遠くで大盾の落ちる音がなる。その音を聞いた時、既にアスラは眼前にいた。驚愕と困惑。さらに悲しみのこもった目でライズを見ている。


(すまない。アスラ。お前にこんな役目を押しつけてしまい。でも。ありがとう)


そう思い笑顔で彼女の刃を迎え入れる。


頭の片隅には、死ぬ前にもう一度師匠と剣を交えたかったな。

そんな思いが残っていた。



………………



心では刃を受け入れるつもりでいた。だがどれほど待っても心臓を貫かれる感覚がない。


なぜ?


そう思い彼が目線を下げると、己の両手がアスラの剣を受け止めていることがわかる。両手はなぜ繋がっているのか。そんなことを思わせるほどあらゆる箇所を血で濡らしていた。

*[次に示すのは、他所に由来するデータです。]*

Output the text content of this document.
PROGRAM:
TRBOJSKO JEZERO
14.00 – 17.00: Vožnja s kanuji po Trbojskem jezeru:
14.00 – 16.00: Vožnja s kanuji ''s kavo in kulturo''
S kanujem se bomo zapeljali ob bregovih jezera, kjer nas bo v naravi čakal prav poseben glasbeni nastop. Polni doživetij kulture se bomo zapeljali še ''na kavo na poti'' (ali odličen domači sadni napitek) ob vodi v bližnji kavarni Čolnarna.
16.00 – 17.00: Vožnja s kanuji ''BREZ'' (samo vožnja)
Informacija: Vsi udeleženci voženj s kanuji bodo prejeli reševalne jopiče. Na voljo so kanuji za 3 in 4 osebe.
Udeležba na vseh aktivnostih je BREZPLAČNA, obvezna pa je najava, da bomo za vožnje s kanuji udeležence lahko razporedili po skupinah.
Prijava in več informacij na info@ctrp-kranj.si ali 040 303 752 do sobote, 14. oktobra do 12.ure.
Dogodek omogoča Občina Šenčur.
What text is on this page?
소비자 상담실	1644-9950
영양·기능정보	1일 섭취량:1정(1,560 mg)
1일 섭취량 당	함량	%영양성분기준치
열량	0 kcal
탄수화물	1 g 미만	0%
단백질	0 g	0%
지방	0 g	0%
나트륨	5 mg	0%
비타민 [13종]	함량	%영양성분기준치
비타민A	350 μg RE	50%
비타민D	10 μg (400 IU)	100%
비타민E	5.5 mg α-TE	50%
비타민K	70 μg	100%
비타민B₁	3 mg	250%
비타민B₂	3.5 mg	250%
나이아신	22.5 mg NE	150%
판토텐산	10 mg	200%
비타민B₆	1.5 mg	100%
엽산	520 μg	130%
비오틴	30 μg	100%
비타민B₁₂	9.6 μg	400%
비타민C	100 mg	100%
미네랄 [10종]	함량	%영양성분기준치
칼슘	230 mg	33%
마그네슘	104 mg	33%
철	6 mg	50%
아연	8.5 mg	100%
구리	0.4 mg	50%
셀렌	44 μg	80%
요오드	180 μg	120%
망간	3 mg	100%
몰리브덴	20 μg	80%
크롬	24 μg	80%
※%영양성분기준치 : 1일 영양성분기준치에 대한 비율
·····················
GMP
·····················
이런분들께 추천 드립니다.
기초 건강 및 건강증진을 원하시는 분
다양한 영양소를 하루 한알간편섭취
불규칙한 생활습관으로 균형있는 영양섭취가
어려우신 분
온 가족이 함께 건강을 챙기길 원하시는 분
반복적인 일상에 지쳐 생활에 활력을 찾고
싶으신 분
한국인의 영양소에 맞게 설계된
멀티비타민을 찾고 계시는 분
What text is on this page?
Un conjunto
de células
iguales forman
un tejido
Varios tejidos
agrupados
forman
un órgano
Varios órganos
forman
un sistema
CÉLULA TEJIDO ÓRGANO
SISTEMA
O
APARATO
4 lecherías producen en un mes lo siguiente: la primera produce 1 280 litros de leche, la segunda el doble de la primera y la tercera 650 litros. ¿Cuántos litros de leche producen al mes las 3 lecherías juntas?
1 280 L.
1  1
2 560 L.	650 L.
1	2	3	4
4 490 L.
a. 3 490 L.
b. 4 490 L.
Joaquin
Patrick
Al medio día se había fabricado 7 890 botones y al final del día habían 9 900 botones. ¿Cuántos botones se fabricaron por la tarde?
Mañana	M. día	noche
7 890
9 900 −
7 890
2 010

確実に間に合わない。そんなタイミングだった。ライズには戦闘の才がある。だからこその疑問である。なぜ間に合ったのか。


あの角度、速さ。他にも要素はあるが確実に死への扉は開いていた。それなのに、ライズの身体は自らに刃を受けることを望まなかった。

かつて神童と呼ばれたライズの才は並の才ではなく。まさに天才と呼ぶにふさわしい。見るものにそれを感じさせる。まさに一瞬の出来事だった。


まるで抱き合うように身体が重なっているアスラの両目は瞑られており、涙を流しているのがわかる。

アスラが己の剣を抜こうとしているのがわかる。

だがそれは《《嫌だった》》。

ボロボロになりながらも決して離さなかった。


まだ彼女の剣と交じりたい。そんな思いでライズは彼女を挑発する。


「延長線だ!お前と!もっと剣を交えたい!」

そう叫んだ瞬間


ライズの腰から、「不気味な赤黒い光」が迸った。


鞘から抜き身の剣が飛び出す甲高い音が不思議と響く。

戦況を見守る誰もが息を呑んだ。


ライズの瞳が、獣のように鋭く細められる。

その姿がぶれると同時に、神速のアスラすら捉えきれない速さで剣が閃いた。


凡人ではみることのできない世界で唯一その速さについてこられるニコだけがその光景に心が躍る。

あれこそ!まさに兄貴の本当の剣だ。


勝負は一瞬だった。倒れ伏すアスラへライズが剣を正す。


しかし、次の瞬間

ライズの表情が苦悶に歪む。


(……!師匠の……鼓動が……)


剣を握った手に、あの日の感触が蘇る。

肉を断つ感触。止まる鼓動。

そして、勝利の快感。


「ぐっ…!」


身体が、剣が。アスラを突き刺そうとする。ライズは歯を食いしばり、自らの剣をアスラの喉元に突きつけるのを必死で、どうにか止めた。

勝負か決まる寸前で震える手が剣を鞘へ戻した。

  

「さすがだな白銀の騎士アスラ。久々に楽しかった……」


よろめきながら背を向け、数歩進んで崩れ落ちるライズ。


その光景を見たニコは震えた。

恐怖と歓喜が入り混じった目で。

かつての神童と呼ばれ、己が待ち焦がれた姿が確かにそこにあった。

だがそれと同時にライズの中にある闇の深さもまた感じるのだった。